1 - Petitions to purchase land

2 - Patents granted by order-in-council

3 - Location tickets and certificates

4 - Confirmation that settlement duties have been performed.

5 - Militia grants

6 - Crown Land Sales

7 - Surveys and surveyor- general's reports

8 - Affidavits in support of petitions

9 - Affidavits re: death of petitioner or original grantee.

10 - Copies of receipts

11 - Power of Attorney

12 - Family correspondence

All entries are for the Township specified unless stated otherwise

Dates are those on one of the papers. (NOT the dates for all correspondence on the matter) The document #'s I have given for a particular name may not be the only one for correspondence on this lot ---- All correspondence for the lot in question should be consulted! Many of these papers predate available census information.
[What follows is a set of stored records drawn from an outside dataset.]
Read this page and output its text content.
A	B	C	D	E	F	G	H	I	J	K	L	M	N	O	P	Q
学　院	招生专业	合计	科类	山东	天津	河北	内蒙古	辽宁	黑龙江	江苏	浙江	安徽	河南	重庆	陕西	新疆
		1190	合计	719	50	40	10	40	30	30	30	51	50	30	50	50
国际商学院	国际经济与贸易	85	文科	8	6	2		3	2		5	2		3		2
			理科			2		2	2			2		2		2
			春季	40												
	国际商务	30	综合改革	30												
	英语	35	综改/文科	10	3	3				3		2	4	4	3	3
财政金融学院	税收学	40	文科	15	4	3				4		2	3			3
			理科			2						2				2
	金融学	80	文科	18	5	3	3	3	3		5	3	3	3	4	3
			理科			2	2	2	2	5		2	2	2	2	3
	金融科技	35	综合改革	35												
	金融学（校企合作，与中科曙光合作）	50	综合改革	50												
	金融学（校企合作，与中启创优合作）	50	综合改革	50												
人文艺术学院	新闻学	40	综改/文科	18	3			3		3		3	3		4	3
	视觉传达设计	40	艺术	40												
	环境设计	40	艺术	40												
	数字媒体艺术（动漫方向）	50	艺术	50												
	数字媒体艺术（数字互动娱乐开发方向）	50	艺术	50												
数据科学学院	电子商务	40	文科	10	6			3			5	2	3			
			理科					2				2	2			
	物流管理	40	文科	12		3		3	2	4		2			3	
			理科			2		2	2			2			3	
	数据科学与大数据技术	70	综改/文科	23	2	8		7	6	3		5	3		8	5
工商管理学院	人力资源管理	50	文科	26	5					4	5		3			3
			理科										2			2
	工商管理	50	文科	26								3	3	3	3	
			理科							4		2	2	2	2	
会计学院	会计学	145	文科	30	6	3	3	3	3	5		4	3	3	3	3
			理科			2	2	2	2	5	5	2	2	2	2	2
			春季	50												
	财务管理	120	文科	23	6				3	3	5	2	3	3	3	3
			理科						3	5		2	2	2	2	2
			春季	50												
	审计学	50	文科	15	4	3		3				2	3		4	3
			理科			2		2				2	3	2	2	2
Information re: length of time on lot; relationship with other parties, occupations, new residences of parties, dates of death, immigration or original claim appears on some of these documents. The grants usually name the former regiment of the settler. Some entries are a wealth of information. There are frequent disputes and many documents describe relationships between neighbours. Petitions for a lot might be received from two persons only days or weeks apart. Many documents are enclosures of cash installments as payment for the lot in question and several files include accumulated receipts of payments made over many years--with the addition and subtraction necessary to compute transactions. Included in these files are many letters from officials acknowledging receipt of these monies. Surveyor's documents often describe the land in detail.

Because a name is on the list --- this does not mean that the person actually ever settled on the lot in question (or any other lot in the township) but there is a document recording that person's name associated with the lot. Some names are just as witnesses to a signature or are officials - even in Toronto, Quebec or Kingston --but in many documents there is a signature (or mark) of the person mentioned and often a petition written in one's ancestor's own hand.

Lots are in order as they appear on the film. If the lot does not have a description- there was none.

An entry marked "SEE" or "AND" is what appears on the cover sheet for that particular lot. I have no further information. Occasionally another lot is mentioned in the body of a document, if I noted it I have entered this information.

Mea Culpa: There will inevitably be errors -- the films were ordered from Ontario Archives, read at a library, data entered to a notebook, notes then transcribed at home. Time was critical and I was able only to briefly scan the documents. In several instances, I forgot to enter a date for a document. The film has been returned and I cannot recover this information. I have checked the information I did record with what I have transcribed. I kept no additional information except on my own ancestors.

These films may be ordered from the Archives of Ontario on interlibrary loan.